Department of Environmental Protection Communications Director Jessamine Logan spoke on behalf on DEP Commissioner Patricia Aho, who, she said, was in Boston testifying on federal wood stove regulations.
Logan highlighted the impact growing social services spending places on DEP’s efforts to protect the environment and address instances of pollution.
“The last expansion [of Medicaid] came at the cost of natural resources,” said Logan. She said funding restraints mean contamination cleanup sites cannot be addressed as quickly as possible and must instead be placed on waitlists.
In the past ten years, she said, nearly $3 million has been diverted from ground water and surface cleanup funds in order to accommodate the growing funding appetite at DHHS.
All told, the commissioners of the natural resource agencies delivered a message tailor-made for the left-of-center public.
The administration’s previous messaging efforts have focused on the cost to taxpayers of growing Maine’s welfare rolls. And talking points addressing the crowding-out effect of Medicaid spending has centered on education, transportation and public safety.
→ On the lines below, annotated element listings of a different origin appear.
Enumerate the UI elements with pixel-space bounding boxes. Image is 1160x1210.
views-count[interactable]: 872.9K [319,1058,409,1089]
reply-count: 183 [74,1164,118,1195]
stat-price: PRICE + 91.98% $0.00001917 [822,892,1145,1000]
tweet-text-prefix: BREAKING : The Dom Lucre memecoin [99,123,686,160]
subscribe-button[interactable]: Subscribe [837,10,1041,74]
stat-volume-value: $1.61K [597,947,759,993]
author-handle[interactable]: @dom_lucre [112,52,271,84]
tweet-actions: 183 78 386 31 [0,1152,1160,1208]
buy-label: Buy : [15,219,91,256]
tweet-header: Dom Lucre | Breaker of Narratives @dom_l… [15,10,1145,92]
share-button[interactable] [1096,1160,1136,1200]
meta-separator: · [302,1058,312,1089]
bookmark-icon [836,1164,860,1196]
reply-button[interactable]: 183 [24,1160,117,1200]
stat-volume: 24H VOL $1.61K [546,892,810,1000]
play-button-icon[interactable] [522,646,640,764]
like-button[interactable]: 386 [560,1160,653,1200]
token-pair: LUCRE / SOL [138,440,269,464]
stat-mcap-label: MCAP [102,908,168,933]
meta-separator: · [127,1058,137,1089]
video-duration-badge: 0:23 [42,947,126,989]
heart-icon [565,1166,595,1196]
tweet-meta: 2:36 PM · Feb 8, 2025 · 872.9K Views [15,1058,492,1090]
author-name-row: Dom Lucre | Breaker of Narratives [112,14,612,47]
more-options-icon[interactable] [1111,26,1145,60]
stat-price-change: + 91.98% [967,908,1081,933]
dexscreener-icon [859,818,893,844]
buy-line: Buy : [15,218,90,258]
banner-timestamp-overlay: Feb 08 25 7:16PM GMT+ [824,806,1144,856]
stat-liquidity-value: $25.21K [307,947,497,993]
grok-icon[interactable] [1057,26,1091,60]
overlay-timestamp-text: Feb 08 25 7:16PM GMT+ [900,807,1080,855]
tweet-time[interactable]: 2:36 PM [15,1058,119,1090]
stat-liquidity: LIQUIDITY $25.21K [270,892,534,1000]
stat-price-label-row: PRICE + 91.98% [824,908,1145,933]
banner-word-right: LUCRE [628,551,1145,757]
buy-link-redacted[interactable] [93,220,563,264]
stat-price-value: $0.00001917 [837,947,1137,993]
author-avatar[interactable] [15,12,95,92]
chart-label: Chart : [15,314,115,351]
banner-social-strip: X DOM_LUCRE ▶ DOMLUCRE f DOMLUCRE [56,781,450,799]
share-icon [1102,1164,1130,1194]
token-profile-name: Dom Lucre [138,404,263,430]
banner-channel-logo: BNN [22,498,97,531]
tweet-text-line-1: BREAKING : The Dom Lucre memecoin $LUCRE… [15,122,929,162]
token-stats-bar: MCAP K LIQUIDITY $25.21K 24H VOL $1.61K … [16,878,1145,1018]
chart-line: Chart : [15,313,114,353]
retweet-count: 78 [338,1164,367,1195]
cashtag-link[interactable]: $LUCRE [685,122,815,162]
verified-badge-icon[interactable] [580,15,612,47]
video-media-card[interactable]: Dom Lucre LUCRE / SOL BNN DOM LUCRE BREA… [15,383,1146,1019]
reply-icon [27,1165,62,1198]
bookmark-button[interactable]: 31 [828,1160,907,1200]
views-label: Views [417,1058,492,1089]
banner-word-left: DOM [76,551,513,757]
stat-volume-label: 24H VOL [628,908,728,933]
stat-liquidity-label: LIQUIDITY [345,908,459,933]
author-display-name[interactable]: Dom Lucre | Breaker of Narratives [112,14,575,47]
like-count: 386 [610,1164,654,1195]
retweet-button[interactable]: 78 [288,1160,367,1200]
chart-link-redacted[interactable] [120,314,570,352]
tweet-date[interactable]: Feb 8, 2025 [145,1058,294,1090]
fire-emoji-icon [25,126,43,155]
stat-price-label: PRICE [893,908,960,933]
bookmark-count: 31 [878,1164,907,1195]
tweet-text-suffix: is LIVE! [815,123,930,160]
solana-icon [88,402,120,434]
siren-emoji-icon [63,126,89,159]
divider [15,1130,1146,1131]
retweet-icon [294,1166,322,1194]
But today’s message highlighted the fundamental tradeoffs with regard to natural resource management that will become necessary with another expansion of Medicaid.
At the conclusion of the press conference, Mayhew addressed the Katz-Saviello expansion bill head on.
She said bringing in for-profit, out-of-state managed care service providers — a key provision of the bill — will duplicate local efforts already underway in Maine’s communities while failing to produce predicted savings. Managed care providers, she said, typically produce cost savings by reducing services or cutting reimbursement rates – something which may work in states with high levels of services or high reimbursement rates, but which cannot work in Maine.
“For-profit managed care companies are unproven,” she said. “We cannot afford to have companies coming in here to cut rates to nursing homes,” adding that Medicaid programs already do not pay their “fair share” to medical providers.
“It’s unfortunate,” said Mayhew, “that we’re going to try to fool people into believing that these two issues [Medicaid expansion and managed care service providers] are linked… It’s nonsensical.”
Gov. LePage, who did not attend today’s press conference, delivered a statement to media beforehand via email.
“Everything the State of Maine does is adversely impacted by Medicaid spending,” said LePage. “Now liberals want to expand welfare again.”